In Frankreich blieb man der Tradition eines verschnittenen Merlot mehr oder weniger treu, bis die junge Generation der Weinmacher aus dem Languedoc auftauchte. Die Jungwinzer waren auf der Suche nach etwas Neuem oder, zumindest, nach etwas, das nicht zu den üblichen Traditionen gehörte. Die niedrige Quantität der Weine im Languedoc nach der Phylloxera hatte sie überzeugt, auf Qualität zu setzen, und nicht auf Quantität. Dazu kam 2004 die Umbenennung von Coteaux de Languedoc zu AOC Languedoc und die Verschärfung der Regeln der AOC-Weine.
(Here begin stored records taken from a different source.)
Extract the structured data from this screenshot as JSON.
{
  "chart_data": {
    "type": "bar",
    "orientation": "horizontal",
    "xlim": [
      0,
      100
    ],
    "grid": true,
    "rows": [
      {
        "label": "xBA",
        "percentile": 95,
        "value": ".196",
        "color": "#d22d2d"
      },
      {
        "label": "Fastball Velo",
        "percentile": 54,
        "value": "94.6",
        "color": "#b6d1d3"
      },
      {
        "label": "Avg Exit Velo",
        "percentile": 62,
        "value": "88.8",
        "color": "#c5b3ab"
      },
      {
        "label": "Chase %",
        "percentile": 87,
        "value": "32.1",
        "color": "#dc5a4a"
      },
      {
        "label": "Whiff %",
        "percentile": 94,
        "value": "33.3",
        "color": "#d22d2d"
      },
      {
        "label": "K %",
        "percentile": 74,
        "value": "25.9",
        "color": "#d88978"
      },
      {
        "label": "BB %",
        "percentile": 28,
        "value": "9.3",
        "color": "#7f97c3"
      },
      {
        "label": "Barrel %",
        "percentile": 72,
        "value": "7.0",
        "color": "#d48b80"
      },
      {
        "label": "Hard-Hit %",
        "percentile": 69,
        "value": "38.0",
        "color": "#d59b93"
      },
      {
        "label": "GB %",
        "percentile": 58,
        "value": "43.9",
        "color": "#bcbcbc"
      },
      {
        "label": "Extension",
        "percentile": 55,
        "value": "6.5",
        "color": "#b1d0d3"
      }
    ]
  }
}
Auf der Suche nach anderen Wegen - das heißt auf Wegen, die zu einem guten, qualitativen Wein führen, auch wenn er nicht unbedingt den Normen der AOC entspricht - wurde der sortenreine Merlot wieder entdeckt. Seitdem produzieren viele junge Winzer aus dem Languedoc einen Wein, der alle Tugenden des Merlot in sich vereint: die dunkelrote Robe, sein fruchtiges, weiches Tannin, das sich bei den Merlot-Reben aus warmen Gebieten wie dem Languedoc noch stärker bemerkbar macht als in Regionen wie Bordeaux, wo der Wein mehr Wasser und weniger Sonne genießt.